Outreach stymied by platform?

Political party platforms can be complicated things, or at least they can cause complications for candidates seeking public office.

Candidates either can choose to ignore some or all of the planks in that platform, or they can embrace them tightly, shouting their virtues at every campaign stop along the way.

Texas Republican candidates want to broaden their appeal with the state’s growing Hispanic population, which has historically voted overwhelmingly Democratic.

One of those candidates is near the top of the ballot this election year, Attorney General Greg Abbott, GOP candidate for governor.

He wants to mine as many Hispanic votes as he can against Democratic opponent state Sen. Wendy Davis.

But a problem may have emerged from the GOP convention the other day in Fort Worth. It’s that pesky platform, the statement of the party’s ideals and principles.


It contains some language that Texas Hispanics might find objectionable.

As the Texas Tribune reports: “Last week, the Republican Party adopted a political platform that no longer endorses a provisional visa program for immigrants and calls for ending in-state tuition for undocumented immigrants and for prohibiting ‘sanctuary cities’ that do not enforce immigration laws.”

Therein lies the sticky wicket through which Abbott must plow.

The party platform is seen by many in the Hispanic community all across the state as anti-immigrant, meaning anti-Hispanic, since most immigrants in Texas come from south of our border. Gov. Rick Perry, who Abbott and Davis want to replace, has endorsed in-state tuition for undocumented immigrants; more specifically, it would be for those who were brought here as children illegally by their parents, but who have grown up as de facto Texans.

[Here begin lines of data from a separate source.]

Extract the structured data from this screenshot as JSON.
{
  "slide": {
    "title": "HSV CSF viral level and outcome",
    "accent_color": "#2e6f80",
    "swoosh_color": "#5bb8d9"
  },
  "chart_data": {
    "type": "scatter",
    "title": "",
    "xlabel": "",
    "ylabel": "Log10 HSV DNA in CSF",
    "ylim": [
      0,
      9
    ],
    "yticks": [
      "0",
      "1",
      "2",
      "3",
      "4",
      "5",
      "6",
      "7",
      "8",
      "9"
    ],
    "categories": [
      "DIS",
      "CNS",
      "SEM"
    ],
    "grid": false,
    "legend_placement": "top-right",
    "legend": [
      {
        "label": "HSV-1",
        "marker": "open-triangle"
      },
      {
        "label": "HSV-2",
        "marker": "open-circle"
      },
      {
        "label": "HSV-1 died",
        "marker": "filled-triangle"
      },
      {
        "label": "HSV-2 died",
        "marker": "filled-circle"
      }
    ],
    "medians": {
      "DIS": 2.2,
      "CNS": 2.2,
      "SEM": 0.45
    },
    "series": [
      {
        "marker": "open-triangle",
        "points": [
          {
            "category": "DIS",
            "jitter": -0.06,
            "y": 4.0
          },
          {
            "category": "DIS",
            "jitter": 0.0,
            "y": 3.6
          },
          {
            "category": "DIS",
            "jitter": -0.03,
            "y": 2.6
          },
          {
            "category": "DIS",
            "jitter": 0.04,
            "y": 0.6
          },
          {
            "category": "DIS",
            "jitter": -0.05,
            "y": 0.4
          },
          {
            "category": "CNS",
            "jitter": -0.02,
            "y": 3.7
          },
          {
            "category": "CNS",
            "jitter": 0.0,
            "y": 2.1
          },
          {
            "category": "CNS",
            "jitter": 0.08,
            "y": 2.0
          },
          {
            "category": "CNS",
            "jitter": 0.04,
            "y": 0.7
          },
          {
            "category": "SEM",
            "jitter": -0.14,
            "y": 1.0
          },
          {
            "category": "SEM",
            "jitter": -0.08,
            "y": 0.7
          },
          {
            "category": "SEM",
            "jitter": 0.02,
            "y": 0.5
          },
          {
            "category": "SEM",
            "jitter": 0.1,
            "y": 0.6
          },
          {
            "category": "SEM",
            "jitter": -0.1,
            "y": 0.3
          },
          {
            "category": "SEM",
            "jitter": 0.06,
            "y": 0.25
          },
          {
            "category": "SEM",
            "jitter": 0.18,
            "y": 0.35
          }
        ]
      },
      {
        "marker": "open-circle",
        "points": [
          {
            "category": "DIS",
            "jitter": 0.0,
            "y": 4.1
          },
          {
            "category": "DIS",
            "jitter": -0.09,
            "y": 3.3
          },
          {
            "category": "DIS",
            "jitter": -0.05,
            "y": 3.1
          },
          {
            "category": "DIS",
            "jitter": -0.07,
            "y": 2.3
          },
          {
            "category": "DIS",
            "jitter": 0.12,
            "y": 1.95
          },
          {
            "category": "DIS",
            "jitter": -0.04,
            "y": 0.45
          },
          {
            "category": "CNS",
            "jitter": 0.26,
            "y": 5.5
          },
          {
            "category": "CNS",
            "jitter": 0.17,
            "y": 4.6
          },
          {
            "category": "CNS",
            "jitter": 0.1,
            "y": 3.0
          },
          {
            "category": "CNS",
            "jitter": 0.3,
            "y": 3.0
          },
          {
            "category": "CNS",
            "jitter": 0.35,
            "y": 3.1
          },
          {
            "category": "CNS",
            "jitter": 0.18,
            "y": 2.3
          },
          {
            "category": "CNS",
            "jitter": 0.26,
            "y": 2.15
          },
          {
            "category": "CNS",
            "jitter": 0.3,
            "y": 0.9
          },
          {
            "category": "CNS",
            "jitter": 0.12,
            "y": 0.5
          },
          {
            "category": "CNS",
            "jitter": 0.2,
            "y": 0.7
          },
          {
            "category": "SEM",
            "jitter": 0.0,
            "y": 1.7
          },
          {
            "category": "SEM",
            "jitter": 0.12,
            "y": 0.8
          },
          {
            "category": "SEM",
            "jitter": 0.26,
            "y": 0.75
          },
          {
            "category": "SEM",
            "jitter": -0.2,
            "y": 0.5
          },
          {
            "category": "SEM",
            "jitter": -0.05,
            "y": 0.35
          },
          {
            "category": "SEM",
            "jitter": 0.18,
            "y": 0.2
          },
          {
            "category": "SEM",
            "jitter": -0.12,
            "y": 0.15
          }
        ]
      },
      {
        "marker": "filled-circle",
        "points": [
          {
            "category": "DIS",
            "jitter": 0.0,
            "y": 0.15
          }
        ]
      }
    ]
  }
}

Abbott hasn’t said much about immigration as he’s campaigned across Texas. Davis has said plenty and might try to smoke Abbott out on the issue as the two candidates’ campaigns get ramped up later this summer and into the fall.

That plank in the platform could spell trouble — at least with some voters — for the attorney general. “It effectively puts him in an awkward position,” said Mark P. Jones, a political scientist at Rice University.

Awkward? Yes. Impossible? Time will tell.